|Oracle® Data Cartridge Developer's Guide
10g Release 1 (10.1)
Part Number B10800-01
In addition to the efficient and secure management of data ordered under the relational model, Oracle provides support for data organized under the object model. Object types and other features such as large objects (
LOBs), external procedures, extensible indexing, and query optimization can be used to build powerful, reusable server-based components called data cartridges.
This chapter contains these topics:
Data cartridges extend the capabilities of the Oracle server. To do this, they take advantage of the framework of the Oracle Extensibility Architecture.
The framework lets you capture business logic and processes associated with specialized, or domain-specific, data in user-defined datatypes. Data cartridges that provide new behavior without needing new attributes have the option of using packages rather than user-defined types. Either way, you determine how the server interprets, stores, retrieves, and indexes the data. Data cartridges package this functionality, resulting in software components that plug into a server, extending its capabilities into a new domain.
In other words, the database is extensible. You can customize the indexing and query optimization mechanisms of the database management system, providing specialized services or more efficient processing for user-defined business objects and rich types. You use the extensibility interfaces to register your implementations with the server.

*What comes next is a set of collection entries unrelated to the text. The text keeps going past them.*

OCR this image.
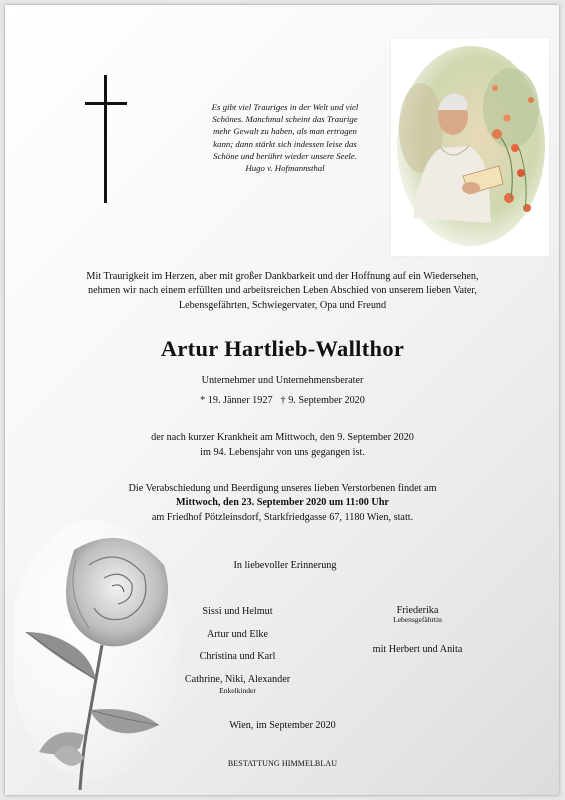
Es gibt viel Trauriges in der Welt und viel
Schönes. Manchmal scheint das Traurige
mehr Gewalt zu haben, als man ertragen
kann; dann stärkt sich indessen leise das
Schöne und berührt wieder unsere Seele.
Hugo v. Hofmannsthal
Mit Traurigkeit im Herzen, aber mit großer Dankbarkeit und der Hoffnung auf ein Wiedersehen,
nehmen wir nach einem erfüllten und arbeitsreichen Leben Abschied von unserem lieben Vater,
Lebensgefährten, Schwiegervater, Opa und Freund
Artur Hartlieb-Wallthor
Unternehmer und Unternehmensberater
* 19. Jänner 1927 † 9. September 2020
der nach kurzer Krankheit am Mittwoch, den 9. September 2020
im 94. Lebensjahr von uns gegangen ist.
Die Verabschiedung und Beerdigung unseres lieben Verstorbenen findet am
Mittwoch, den 23. September 2020 um 11:00 Uhr
am Friedhof Pötzleinsdorf, Starkfriedgasse 67, 1180 Wien, statt.
In liebevoller Erinnerung
Sissi und Helmut
Artur und Elke
Christina und Karl
Cathrine, Niki, Alexander
Enkelkinder
Friederika
Lebensgefährtin
mit Herbert und Anita
Wien, im September 2020
BESTATTUNG HIMMELBLAU
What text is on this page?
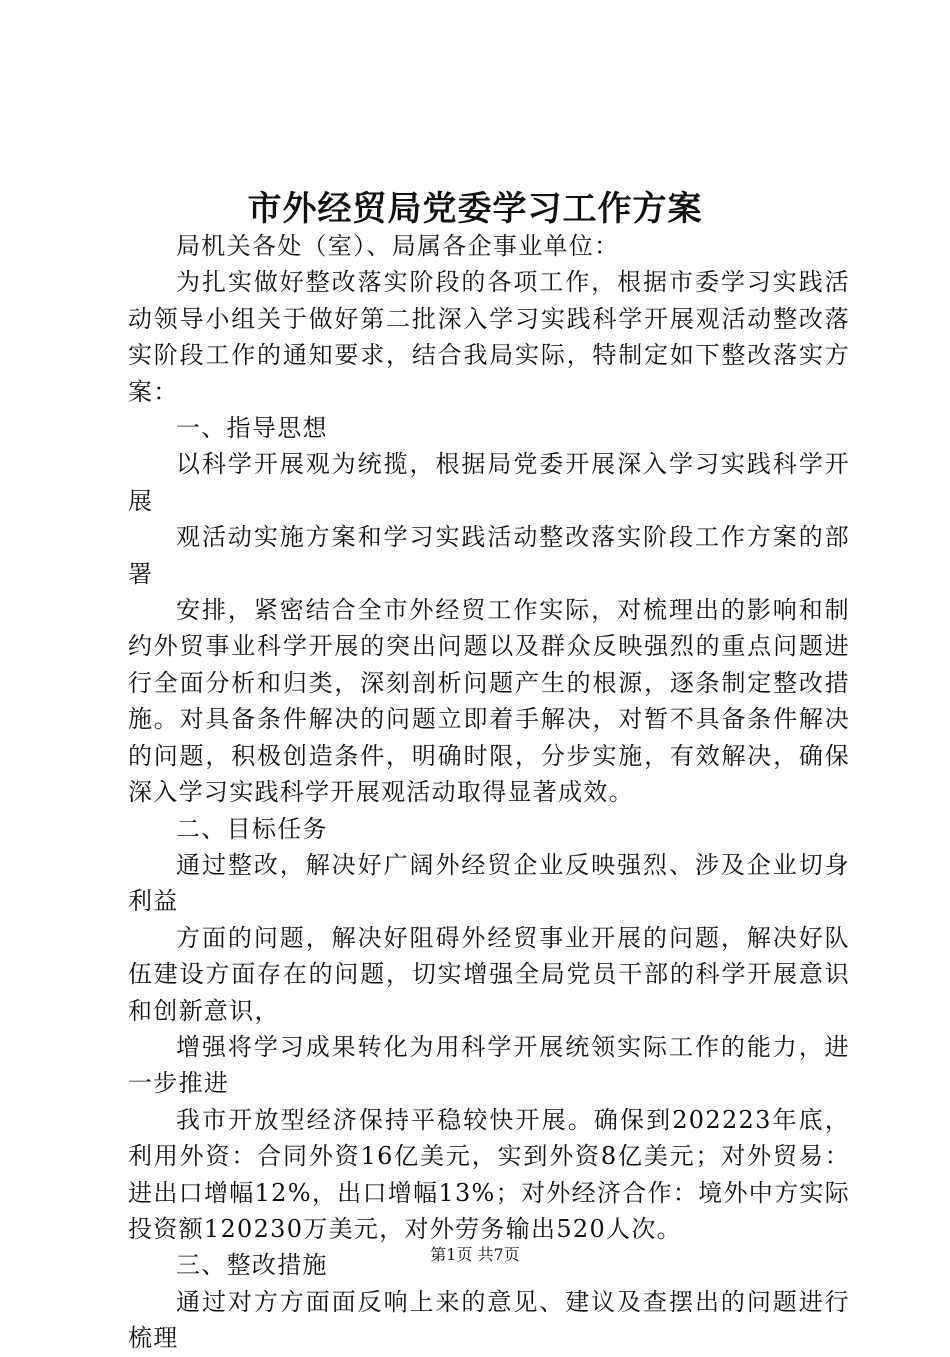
市外经贸局党委学习工作方案

局机关各处（室）、局属各企事业单位：

为扎实做好整改落实阶段的各项工作，根据市委学习实践活动领导小组关于做好第二批深入学习实践科学开展观活动整改落实阶段工作的通知要求，结合我局实际，特制定如下整改落实方案：

一、指导思想

以科学开展观为统揽，根据局党委开展深入学习实践科学开展

观活动实施方案和学习实践活动整改落实阶段工作方案的部署

安排，紧密结合全市外经贸工作实际，对梳理出的影响和制约外贸事业科学开展的突出问题以及群众反映强烈的重点问题进行全面分析和归类，深刻剖析问题产生的根源，逐条制定整改措施。对具备条件解决的问题立即着手解决，对暂不具备条件解决的问题，积极创造条件，明确时限，分步实施，有效解决，确保深入学习实践科学开展观活动取得显著成效。

二、目标任务

通过整改，解决好广阔外经贸企业反映强烈、涉及企业切身利益

方面的问题，解决好阻碍外经贸事业开展的问题，解决好队伍建设方面存在的问题，切实增强全局党员干部的科学开展意识和创新意识，

增强将学习成果转化为用科学开展统领实际工作的能力，进一步推进

我市开放型经济保持平稳较快开展。确保到202223年底，利用外资：合同外资16亿美元，实到外资8亿美元；对外贸易：进出口增幅12%，出口增幅13%；对外经济合作：境外中方实际投资额120230万美元，对外劳务输出520人次。

三、整改措施

通过对方方面面反响上来的意见、建议及查摆出的问题进行梳理

第1页 共7页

Registering them causes the server to use your implementations instead its own when doing your specialized processing.
The extensibility interfaces consist of functions that the server calls to execute the custom indexing or optimizing behavior implemented for a data cartridge. The interfaces are defined by Oracle; as the cartridge developer, you must implement the functions (also frequently called interfaces) to embody the specialized behavior you require. In general, you implement the functions as static methods of an object type. An object type that implements the extensible indexing interface is called an indextype; an object type that implements the extensible optimizing interface is called a statistics type.
The key characteristics of data cartridges are:
Data cartridges are server-based. Their constituents reside on the server or are accessed from the server. The processing for data cartridges occurs at the server, or is dispatched from the server in the form of an external procedure.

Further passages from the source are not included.